Avanti!» disse un altro.
«Tirati
su, bestione!»
Ma
Erog non rispose, né si mosse, immerso com’era nel mondo dei
sogni.
Due
colpi soltanto lo avevano messo fuori combattimento: due colpi che,
sicuramente, egli avrebbe ricordato per un pezzo.
Gli
occhi di tutti si volsero allora a scrutare il viso dello straniero,
dal quale non traspariva alcuna emozione, tranne una espressione di
imperscrutabile durezza.
Videro
l’uomo avvicinarsi alla ragazza, che poco prima sedeva al suo
tavolo, e farle una a carezza sulla guancia.
«Fatemi
un fischio,» lo sentirono dire, «se quel bestione al risveglio vi
darà fastidio.» Poi, volgendo lo sguardo verso Erog: «Credo,
purtroppo, che la voglia di fare il prepotente non gli passerà
facilmente! »
La
ragazza sorrise allo straniero e rimase a guardarlo mentre, a piccoli
passi, usciva dal locale.
*
* *
Appena
il mercenario fu all’aperto, si avviò lentamente lungo la strada.
Ma dopo pochi metri si fermò, si volse e stette a fissare, con occhi
assorti, la porta della taverna.
Vide
di nuovo…
…alcuni
baldi e valorosi miliziani seduti ai tavoli nella Locanda di Kaab.

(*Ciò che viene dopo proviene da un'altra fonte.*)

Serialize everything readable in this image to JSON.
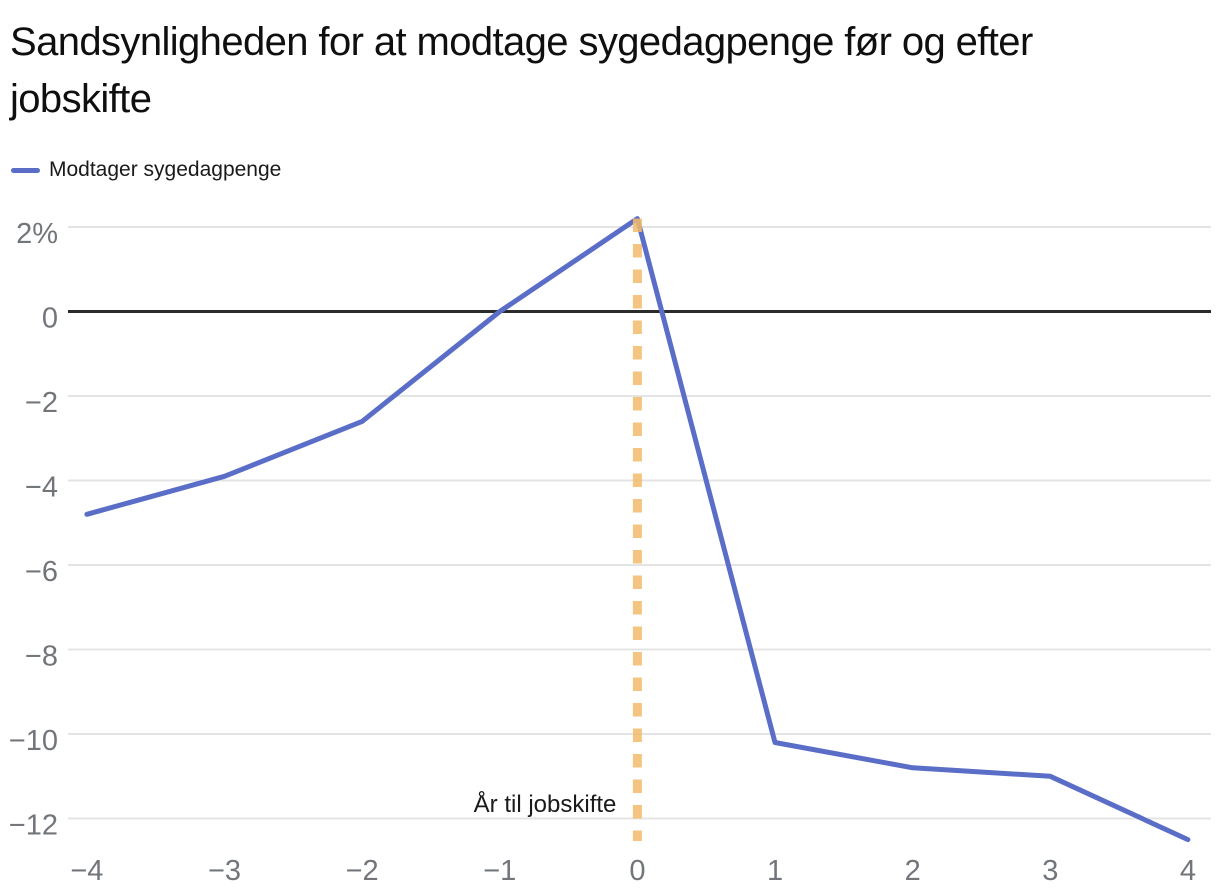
{
  "title": "Sandsynligheden for at modtage sygedagpenge før og efter jobskifte",
  "title_lines": {
    "line1": "Sandsynligheden for at modtage sygedagpenge før og efter",
    "line2": "jobskifte"
  },
  "legend": {
    "label": "Modtager sygedagpenge"
  },
  "colors": {
    "series": "#5a6ec8",
    "event_line": "#f3bb6b",
    "grid": "#e4e4e4",
    "zero_line": "#2b2b2b",
    "tick_text": "#72767b",
    "title_text": "#0f0f0f",
    "label_text": "#1a1a1a",
    "background": "#ffffff"
  },
  "chart_data": {
    "type": "line",
    "title": "Sandsynligheden for at modtage sygedagpenge før og efter jobskifte",
    "x": [
      -4,
      -3,
      -2,
      -1,
      0,
      1,
      2,
      3,
      4
    ],
    "series": [
      {
        "name": "Modtager sygedagpenge",
        "color": "#5a6ec8",
        "values": [
          -4.8,
          -3.9,
          -2.6,
          0.0,
          2.2,
          -10.2,
          -10.8,
          -11.0,
          -12.5
        ]
      }
    ],
    "x_tick_labels": [
      "−4",
      "−3",
      "−2",
      "−1",
      "0",
      "1",
      "2",
      "3",
      "4"
    ],
    "y_ticks": [
      {
        "v": 2,
        "label": "2%"
      },
      {
        "v": 0,
        "label": "0"
      },
      {
        "v": -2,
        "label": "−2"
      },
      {
        "v": -4,
        "label": "−4"
      },
      {
        "v": -6,
        "label": "−6"
      },
      {
        "v": -8,
        "label": "−8"
      },
      {
        "v": -10,
        "label": "−10"
      },
      {
        "v": -12,
        "label": "−12"
      }
    ],
    "xlim": [
      -4,
      4
    ],
    "ylim": [
      -12.6,
      2.4
    ],
    "unit": "%",
    "grid": "horizontal",
    "legend_position": "top-left",
    "event_line_x": 0,
    "event_line_style": "dashed",
    "annotation": "År til jobskifte",
    "xlabel": "",
    "ylabel": ""
  }
}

Ridevano rumorosamente alterati dall'alcool, dalle luci, dalla viva
allegrezza dell'ambiente, insieme con belle ragazze dai capelli
fluenti, dagli occhi chiari e lucenti come rugiada, dalle forme e dai
modi procaci.
A
un tratto si fece silenzio, si abbassarono le luci e sul palcoscenico
apparve lei, la splendida Margiah. L’orchestra mandò le prime note
e lei, con voce suadente, melodiosa, intonò Il Fiore di Lilit.
Tutto
successe all'improvviso.
Il
capitano si alzò dalla sedia visibilmente ubriaco. Le gambe
malferme, avanzò barcollando nel locale, urtando i tavoli e
rovesciando bicchieri e bottiglie.
Prima
che qualcuno capisse le sue intenzioni, salì sul palcoscenico, fu
addosso a Margiah. La strinse voluttuosamente con forza e tentò di
baciarla sul collo, sulla bocca, sulle spalle, mentre lei, gli occhi
sbarrati e urlando dal terrore, cercava disperatamente di liberarsi
dal suo abbraccio.
Qualcosa
scattò in Vic Toraim
come una molla e lo indusse ad alzarsi dal suo tavolo, a correre
verso il palcoscenico.
Furente,
si scagliò sul capitano colpendolo ripetutamente con i pugni. Era
cieco di rabbia. Lo avrebbe di certo ammazzato se alcuni miliziani
non fossero accorsi per separarlo dall’ufficiale, che ormai si
accasciava senza difese, inerte, il volto imbrattato di sangue.
Ancora
stravolto dall'ira e respirando con affanno, Toraim ascoltò le voci
dei propri commilitoni che, intorno a lui, lo incitavano a fuggire
per evitare l’arresto e l’inevitabile condanna a morte, prevista
in caso di aggressione agli ufficiali della Forza Uxiale.
Fu
costretto dunque a scappare, ad abbandonare il suo mondo, i suoi
compagni, a non rivedere la splendida Margiah… a non indossare mai
più la gloriosa divisa della Grande Alleanza Interplanetaria, di cui
era stato sempre orgoglioso e che, in ogni circostanza, aveva saputo
onorare.
Per
guadagnarsi da vivere non gli restò che mettere a frutto le sue
qualità acquisite in anni di militanza nella Forza Uxiale,
offrendosi, dietro compenso, a chiunque avesse bisogno dei suoi
servizi.
Cominciò,
da quel momento, la sua rischiosa carriera da mercenario e il suo
inarrestabile vagabondare per la galassia di Vega.
Vic
Toraim scosse la testa, poi sospirò e riprese a
camminare per le strade di Nork, ancora immerse nella nebbia.